GM VP: Autonomous cars "the ultimate safety objective"

General Motors will look to self-driving cars to boost safety, as the company attempts to emerge from the $900m black cloud of its Justice Department settlement. The deal, which will also see GM cough up to pay for three years of independent safety monitoring, was announced yesterday: among its terms, the Justice Department will defer charges for three years and, assuming GM toes the line, drop them after that.

In a speech to employees today, CEO Mary Barra reiterated her apology to victims and families of the victims affected by the flawed ignition switches installed in several million cars.

"I have said many times how sorry I am for what happened," Barra said. "On behalf of all of us, I have apologized to the families who lost love ones and to those who were injured. I do so again today. We let these customer down in this situation. We didn't do our jobs."

Barra's speech was followed by an appearance from Executive Vice President of Global Product Development and Global Purchasing and Supply Chain Mark Reuss, who outlined some of the organizational changes the company has put in place since.

He also highlighted the increasing investment into self-driving technologies, which will take responsibility out of human hands and, the exec predicts, make it part of the remit of more skilled computers.

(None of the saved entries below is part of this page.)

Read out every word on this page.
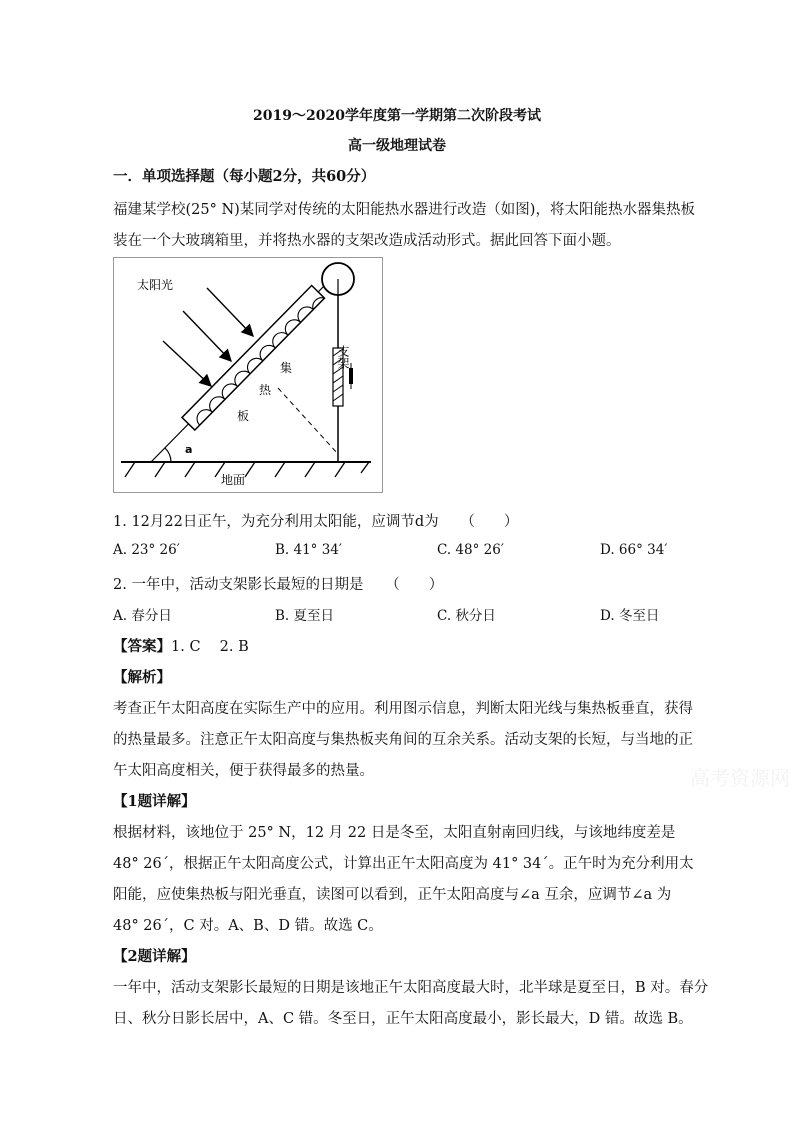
2019～2020学年度第一学期第二次阶段考试
高一级地理试卷
一．单项选择题（每小题2分，共60分）
福建某学校(25° N)某同学对传统的太阳能热水器进行改造（如图)，将太阳能热水器集热板
装在一个大玻璃箱里，并将热水器的支架改造成活动形式。据此回答下面小题。
太阳光
支架
集
热
板
a
地面
1. 12月22日正午，为充分利用太阳能，应调节d为　　（　　）
A. 23° 26′	B. 41° 34′	C. 48° 26′	D. 66° 34′
2. 一年中，活动支架影长最短的日期是　　（　　）
A. 春分日	B. 夏至日	C. 秋分日	D. 冬至日
【答案】1. C　 2. B
【解析】
考查正午太阳高度在实际生产中的应用。利用图示信息，判断太阳光线与集热板垂直，获得
的热量最多。注意正午太阳高度与集热板夹角间的互余关系。活动支架的长短，与当地的正
午太阳高度相关，便于获得最多的热量。	高考资源网
【1题详解】
根据材料，该地位于 25° N，12 月 22 日是冬至，太阳直射南回归线，与该地纬度差是
48° 26´，根据正午太阳高度公式，计算出正午太阳高度为 41° 34´。正午时为充分利用太
阳能，应使集热板与阳光垂直，读图可以看到，正午太阳高度与∠a 互余，应调节∠a 为
48° 26´，C 对。A、B、D 错。故选 C。
【2题详解】
一年中，活动支架影长最短的日期是该地正午太阳高度最大时，北半球是夏至日，B 对。春分
日、秋分日影长居中，A、C 错。冬至日，正午太阳高度最小，影长最大，D 错。故选 B。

"Technology is advancing quickly, from autonomous vehicles to alternative propulsion and beyond, and we're working it from all angles, and we're dedicating a significant amount of investment and people to deliver what the future of transportation demands," Reuss told the assembled GM employees. "Automation is, after all, the ultimate safety objective."

The upcoming Cadillac CT6, for instance, will feature semi-autonomous "Super Cruise" driving.